Stored in the fridges are my sourdough starters, of course. The bakery is built on them. At the moment there are three different sponges made with various ingredients—potato starter and rye; a buttermilk-and-wheat-flour starter I’ve been experimenting with; a heavy dark barley mash, which makes a bread so rich and tangy that it impressed an anonymous travel writer enough to write it up in
New York
magazine. That article led to other stealthy tasters and even better coverage.

And an even deeper rift with my family. They expected me to fail, and I have not. Yet.

On the counter is the fourth jar, which I have left out overnight. This is the luminary of my starters, mother dough from my grandmother, which has been in the family for more than a hundred years, ever since Bridget Magill, my grandmother’s grandmother, carried it with her from Ireland, to Buffalo, then to the mining camps in Cripple Creek.

In the silence of the middle of the night, I turn on the classical radio station, very quietly. The sound will not travel as high as Katie’s bedroom, but there is no reason to take chances. The poor girl has such circles under her eyes that she looks haunted. It’s hard to imagine what her life has been like these last couple of years.

From a hook by the door, I take a fresh apron, the white cotton
worn soft from many washings, and tie the long strings around my body once, then again in the front. On the radio is Mozart’s Piano Concerto in C Major, which many consider to be his most elegant piece of work. Humming along under my breath, I take a big aluminum bowl from beneath the counter and carry it to the plastic bins along the wall where we store dry goods—flours, of course, white and rye, whole-grain wheat, and oats; also sugars of various types, brown and white and raw. Stacks of scoops and measuring cups line the shelves above.

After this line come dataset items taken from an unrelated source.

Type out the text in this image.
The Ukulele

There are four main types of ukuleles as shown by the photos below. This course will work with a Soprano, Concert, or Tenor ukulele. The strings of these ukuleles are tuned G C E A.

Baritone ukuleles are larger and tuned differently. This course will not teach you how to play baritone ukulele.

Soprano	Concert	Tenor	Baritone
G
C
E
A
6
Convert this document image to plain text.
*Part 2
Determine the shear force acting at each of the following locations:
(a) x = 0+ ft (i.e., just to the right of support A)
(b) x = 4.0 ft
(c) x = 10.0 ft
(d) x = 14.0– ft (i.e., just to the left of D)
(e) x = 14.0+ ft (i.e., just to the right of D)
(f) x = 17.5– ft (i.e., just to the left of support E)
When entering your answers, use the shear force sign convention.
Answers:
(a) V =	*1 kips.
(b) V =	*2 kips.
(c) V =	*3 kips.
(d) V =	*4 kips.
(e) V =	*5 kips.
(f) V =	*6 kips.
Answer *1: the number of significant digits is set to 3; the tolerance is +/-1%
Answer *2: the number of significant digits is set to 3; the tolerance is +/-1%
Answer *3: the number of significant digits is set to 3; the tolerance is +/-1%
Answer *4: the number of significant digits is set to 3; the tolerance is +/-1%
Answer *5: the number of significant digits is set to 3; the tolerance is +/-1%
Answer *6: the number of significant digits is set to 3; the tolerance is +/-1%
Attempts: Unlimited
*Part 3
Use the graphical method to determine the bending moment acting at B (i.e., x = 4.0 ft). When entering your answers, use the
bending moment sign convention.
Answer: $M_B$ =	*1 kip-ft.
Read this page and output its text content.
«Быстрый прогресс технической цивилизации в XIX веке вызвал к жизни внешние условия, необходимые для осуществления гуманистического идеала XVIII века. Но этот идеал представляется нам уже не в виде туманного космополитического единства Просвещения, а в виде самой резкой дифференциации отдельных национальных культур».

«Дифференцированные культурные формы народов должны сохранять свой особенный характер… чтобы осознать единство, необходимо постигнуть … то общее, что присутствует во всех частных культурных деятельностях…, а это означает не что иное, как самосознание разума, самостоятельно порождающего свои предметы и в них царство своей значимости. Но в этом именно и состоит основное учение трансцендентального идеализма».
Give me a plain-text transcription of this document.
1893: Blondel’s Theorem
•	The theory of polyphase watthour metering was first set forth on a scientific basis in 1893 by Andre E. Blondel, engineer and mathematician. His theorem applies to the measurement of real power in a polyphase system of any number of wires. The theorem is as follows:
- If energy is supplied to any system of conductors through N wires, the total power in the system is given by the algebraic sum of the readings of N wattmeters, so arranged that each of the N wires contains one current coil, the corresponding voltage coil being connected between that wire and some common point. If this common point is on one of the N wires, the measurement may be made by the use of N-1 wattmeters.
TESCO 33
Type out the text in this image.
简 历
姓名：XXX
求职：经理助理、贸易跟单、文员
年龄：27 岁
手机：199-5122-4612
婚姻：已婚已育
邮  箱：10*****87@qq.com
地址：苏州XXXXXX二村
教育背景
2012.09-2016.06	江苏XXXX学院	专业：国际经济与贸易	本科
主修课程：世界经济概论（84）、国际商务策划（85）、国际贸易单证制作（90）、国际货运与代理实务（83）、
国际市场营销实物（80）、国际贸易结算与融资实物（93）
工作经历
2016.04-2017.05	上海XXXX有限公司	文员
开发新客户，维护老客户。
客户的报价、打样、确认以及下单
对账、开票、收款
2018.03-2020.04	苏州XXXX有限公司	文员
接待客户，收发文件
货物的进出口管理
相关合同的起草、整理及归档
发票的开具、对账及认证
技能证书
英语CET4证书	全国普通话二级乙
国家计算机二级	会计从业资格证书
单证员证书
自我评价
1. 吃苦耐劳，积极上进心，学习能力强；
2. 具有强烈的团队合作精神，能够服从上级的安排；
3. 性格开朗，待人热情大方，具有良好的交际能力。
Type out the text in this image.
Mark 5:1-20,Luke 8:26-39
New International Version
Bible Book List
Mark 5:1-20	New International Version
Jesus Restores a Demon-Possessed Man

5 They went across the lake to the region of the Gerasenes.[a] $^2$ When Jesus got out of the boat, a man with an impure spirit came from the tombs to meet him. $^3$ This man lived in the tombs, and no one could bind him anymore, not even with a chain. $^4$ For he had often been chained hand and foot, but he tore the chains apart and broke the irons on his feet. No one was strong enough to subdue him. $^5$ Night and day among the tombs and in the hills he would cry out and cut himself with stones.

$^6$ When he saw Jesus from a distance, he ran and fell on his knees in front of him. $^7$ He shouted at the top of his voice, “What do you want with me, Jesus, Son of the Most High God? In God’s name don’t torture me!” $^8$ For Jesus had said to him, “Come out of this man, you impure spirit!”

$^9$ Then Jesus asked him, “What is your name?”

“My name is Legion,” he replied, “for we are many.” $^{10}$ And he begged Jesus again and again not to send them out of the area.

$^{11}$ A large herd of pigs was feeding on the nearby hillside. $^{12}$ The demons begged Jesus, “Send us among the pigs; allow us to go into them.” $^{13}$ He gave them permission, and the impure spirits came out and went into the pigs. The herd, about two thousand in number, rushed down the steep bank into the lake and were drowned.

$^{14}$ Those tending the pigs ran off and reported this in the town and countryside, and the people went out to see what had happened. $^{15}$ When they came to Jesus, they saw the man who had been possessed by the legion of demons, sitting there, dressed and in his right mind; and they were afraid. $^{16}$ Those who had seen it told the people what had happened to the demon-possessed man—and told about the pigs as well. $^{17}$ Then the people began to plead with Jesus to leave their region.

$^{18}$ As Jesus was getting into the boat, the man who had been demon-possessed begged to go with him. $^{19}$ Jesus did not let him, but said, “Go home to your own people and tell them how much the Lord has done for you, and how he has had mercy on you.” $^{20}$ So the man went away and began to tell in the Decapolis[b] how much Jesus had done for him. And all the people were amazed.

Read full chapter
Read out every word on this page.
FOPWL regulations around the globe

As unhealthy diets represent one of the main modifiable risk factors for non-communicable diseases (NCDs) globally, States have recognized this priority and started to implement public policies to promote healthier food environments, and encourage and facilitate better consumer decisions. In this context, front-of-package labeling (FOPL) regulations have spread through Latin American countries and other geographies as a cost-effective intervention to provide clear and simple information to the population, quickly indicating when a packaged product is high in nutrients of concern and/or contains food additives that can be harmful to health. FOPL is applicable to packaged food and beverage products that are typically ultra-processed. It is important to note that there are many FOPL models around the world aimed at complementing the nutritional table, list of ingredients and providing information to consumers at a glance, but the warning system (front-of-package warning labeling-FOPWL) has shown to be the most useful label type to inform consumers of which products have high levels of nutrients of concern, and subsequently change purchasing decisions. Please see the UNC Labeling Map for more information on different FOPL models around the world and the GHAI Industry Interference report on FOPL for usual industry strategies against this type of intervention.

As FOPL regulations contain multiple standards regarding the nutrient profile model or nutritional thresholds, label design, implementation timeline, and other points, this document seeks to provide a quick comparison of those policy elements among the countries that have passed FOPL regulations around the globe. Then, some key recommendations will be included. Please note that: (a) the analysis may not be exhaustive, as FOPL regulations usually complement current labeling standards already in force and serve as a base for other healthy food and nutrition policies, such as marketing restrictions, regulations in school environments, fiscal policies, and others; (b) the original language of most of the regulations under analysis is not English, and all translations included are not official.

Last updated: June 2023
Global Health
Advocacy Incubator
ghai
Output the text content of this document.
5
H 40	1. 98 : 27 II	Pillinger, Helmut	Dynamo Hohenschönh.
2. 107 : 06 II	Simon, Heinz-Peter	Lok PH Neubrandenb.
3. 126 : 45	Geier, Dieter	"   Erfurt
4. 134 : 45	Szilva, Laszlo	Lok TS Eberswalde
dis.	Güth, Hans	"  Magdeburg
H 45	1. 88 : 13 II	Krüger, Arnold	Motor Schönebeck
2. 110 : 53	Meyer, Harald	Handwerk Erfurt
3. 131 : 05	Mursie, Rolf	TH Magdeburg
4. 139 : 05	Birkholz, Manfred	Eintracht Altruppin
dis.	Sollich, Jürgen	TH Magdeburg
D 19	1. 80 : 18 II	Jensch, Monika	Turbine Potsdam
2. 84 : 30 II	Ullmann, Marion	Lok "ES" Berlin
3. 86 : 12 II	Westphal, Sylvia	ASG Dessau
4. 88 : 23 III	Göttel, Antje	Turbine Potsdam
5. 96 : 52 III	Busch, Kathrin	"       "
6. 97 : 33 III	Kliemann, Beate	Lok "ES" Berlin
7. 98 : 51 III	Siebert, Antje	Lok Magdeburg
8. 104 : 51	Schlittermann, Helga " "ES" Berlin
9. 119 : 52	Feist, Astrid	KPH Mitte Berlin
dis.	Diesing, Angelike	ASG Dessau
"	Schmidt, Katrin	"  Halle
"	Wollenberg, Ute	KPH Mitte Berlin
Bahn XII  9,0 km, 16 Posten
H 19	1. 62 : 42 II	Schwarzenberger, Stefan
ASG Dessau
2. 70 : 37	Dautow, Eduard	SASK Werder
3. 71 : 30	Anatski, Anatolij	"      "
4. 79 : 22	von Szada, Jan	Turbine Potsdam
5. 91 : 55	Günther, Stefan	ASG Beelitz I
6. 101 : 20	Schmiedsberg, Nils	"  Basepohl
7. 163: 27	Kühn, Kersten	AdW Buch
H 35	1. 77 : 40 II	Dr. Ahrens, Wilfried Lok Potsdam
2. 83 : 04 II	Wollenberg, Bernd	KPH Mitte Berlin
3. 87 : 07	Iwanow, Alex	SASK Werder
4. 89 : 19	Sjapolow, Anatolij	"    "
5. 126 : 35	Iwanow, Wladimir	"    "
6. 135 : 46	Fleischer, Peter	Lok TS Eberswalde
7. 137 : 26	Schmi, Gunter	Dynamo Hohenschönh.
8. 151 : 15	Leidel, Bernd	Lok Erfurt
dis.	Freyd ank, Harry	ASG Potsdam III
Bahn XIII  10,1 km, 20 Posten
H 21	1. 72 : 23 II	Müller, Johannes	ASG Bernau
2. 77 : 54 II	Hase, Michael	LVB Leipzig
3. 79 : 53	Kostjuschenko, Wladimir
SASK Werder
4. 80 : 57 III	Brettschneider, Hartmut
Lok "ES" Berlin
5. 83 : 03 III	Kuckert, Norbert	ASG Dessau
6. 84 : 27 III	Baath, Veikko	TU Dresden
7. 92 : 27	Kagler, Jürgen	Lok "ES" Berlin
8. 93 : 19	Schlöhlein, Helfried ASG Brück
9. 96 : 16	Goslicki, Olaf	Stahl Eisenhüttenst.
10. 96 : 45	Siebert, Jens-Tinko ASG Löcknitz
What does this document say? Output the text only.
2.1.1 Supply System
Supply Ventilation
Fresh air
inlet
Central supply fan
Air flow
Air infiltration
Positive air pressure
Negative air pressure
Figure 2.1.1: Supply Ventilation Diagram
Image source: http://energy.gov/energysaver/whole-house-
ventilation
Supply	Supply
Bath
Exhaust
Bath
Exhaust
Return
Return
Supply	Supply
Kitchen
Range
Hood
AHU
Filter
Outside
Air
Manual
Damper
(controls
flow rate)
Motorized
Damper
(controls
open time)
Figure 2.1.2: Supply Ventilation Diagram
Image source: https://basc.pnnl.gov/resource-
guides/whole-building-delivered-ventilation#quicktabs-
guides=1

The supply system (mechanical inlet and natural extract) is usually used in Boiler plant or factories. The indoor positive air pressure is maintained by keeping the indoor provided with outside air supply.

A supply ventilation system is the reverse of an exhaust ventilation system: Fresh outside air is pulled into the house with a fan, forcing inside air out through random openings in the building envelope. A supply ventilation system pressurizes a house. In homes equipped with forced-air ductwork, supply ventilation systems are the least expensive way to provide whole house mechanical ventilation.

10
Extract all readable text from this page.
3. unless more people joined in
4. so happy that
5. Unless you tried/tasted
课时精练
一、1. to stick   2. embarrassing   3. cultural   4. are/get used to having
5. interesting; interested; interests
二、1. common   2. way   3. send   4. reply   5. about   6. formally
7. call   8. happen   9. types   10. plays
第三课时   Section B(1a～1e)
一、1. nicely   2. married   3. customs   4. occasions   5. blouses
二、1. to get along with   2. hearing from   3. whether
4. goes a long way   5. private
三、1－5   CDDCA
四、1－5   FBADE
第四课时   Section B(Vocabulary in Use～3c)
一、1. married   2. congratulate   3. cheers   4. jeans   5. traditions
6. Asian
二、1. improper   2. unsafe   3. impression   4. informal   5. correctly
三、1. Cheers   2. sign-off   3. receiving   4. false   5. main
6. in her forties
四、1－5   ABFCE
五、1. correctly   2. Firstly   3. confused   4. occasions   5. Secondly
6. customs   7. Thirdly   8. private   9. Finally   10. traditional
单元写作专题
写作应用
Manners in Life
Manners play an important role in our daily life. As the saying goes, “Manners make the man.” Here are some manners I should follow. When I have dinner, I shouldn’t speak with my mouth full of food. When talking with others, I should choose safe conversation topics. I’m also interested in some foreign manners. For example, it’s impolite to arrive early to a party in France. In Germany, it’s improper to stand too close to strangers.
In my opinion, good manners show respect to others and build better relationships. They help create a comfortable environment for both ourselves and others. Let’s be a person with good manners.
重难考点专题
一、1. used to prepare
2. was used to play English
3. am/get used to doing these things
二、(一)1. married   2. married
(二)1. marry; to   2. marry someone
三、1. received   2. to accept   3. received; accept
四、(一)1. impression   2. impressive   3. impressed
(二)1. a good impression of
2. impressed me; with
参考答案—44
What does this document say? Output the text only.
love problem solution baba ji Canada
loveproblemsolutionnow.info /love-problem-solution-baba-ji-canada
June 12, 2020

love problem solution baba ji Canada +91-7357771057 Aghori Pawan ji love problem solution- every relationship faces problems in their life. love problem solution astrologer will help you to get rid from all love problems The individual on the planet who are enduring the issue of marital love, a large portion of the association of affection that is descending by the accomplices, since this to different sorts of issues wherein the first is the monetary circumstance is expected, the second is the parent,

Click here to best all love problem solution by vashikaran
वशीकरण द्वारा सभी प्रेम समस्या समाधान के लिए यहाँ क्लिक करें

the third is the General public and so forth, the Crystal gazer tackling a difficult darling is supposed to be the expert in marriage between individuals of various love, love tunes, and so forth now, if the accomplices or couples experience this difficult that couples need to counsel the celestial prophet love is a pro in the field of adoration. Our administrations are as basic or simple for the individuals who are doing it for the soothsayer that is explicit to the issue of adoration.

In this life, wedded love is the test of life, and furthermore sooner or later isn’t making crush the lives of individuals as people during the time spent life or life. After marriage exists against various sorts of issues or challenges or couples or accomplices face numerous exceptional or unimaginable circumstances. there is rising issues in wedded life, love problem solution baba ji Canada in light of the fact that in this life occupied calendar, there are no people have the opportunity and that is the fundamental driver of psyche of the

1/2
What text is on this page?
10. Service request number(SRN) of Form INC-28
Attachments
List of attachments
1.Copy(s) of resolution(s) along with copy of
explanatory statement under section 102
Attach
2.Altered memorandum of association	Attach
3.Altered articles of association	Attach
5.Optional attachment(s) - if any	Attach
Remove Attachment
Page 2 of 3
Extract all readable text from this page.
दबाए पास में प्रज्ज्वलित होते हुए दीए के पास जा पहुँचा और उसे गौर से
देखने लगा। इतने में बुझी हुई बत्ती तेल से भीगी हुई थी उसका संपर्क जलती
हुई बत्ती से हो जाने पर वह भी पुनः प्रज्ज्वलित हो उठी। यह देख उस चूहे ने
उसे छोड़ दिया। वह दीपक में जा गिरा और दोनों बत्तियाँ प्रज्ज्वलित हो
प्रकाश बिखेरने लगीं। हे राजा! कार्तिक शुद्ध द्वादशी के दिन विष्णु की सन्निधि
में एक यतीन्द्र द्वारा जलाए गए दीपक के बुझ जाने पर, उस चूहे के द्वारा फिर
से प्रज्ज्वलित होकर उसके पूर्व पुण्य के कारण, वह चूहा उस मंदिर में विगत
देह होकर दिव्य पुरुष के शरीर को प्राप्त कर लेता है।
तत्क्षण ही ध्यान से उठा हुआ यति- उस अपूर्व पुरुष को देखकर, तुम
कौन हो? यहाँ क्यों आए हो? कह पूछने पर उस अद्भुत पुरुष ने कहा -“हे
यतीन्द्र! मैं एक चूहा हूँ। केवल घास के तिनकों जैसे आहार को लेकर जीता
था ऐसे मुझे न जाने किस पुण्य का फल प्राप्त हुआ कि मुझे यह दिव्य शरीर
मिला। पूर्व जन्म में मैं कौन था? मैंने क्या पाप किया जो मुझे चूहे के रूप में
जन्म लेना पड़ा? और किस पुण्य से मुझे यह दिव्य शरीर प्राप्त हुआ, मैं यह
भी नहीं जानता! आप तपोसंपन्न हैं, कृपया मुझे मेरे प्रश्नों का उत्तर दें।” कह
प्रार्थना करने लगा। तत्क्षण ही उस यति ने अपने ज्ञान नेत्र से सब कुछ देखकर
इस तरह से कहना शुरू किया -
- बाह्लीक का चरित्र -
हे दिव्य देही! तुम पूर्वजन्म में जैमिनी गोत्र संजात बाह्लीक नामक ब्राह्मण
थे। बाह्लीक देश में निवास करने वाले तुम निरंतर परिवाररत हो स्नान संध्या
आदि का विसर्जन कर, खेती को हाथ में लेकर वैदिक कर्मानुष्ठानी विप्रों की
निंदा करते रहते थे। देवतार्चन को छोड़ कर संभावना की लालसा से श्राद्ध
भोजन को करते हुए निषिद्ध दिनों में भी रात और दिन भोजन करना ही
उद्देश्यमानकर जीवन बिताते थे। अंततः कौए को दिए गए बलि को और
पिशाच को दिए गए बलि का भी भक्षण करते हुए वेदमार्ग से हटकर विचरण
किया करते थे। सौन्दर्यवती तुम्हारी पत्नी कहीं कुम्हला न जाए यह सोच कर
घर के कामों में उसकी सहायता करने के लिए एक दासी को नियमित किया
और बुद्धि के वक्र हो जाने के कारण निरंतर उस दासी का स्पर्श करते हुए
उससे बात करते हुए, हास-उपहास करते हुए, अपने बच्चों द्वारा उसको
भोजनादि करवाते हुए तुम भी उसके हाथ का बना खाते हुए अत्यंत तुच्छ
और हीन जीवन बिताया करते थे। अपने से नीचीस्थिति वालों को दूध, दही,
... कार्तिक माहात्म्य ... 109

The chemistry of bread is not as exact as you might imagine. Everything influences the mix of dry ingredients to wet, particularly with the artisan loaves I am baking tonight. I use the small shovel in the bin to fill my bowl with white flour and take it back to the center island, then gather the rest of my ingredients and tools—some sugar and loose yeast to help the mother dough along, a scraper and plastic wrap, measuring cups and spoons.

As I begin to measure dry ingredients into a fresh bowl, my mind drifts back to Katie. Tomorrow the dog will arrive. Before he gets here, maybe there will be time to get her a haircut, maybe some new clothes. Everything in her suitcase was quite plainly purchased secondhand, and much of it is stained or ragged or too small. Her panties, in particular, pain me. Every single pair has holes. I washed everything and neatly folded it all, then stacked it on a chair just inside her bedroom door. The child slept on, oblivious, her body so thin she barely lifted the covers.

As I measure flour, I imagine her after her mother’s arrest: waking up in an abandoned house, putting on those tattered panties, and trying to comb her crazy hair. I have to lean my hands on the cold steel counter, take a long breath against the blistering heat it rouses in me.

How could she have slipped through so
many
cracks? Oscar
was at war, obviously, and Sofia lived here, but didn’t they talk to her? And what about her teachers? Parents of her friends? Didn’t somebody notice?

Obviously not—Katie had been living with her mother in a house with no running water and no appliances for a couple of months, maybe more. Katie was clearly adept and clever, so she made people believe what they wanted to believe.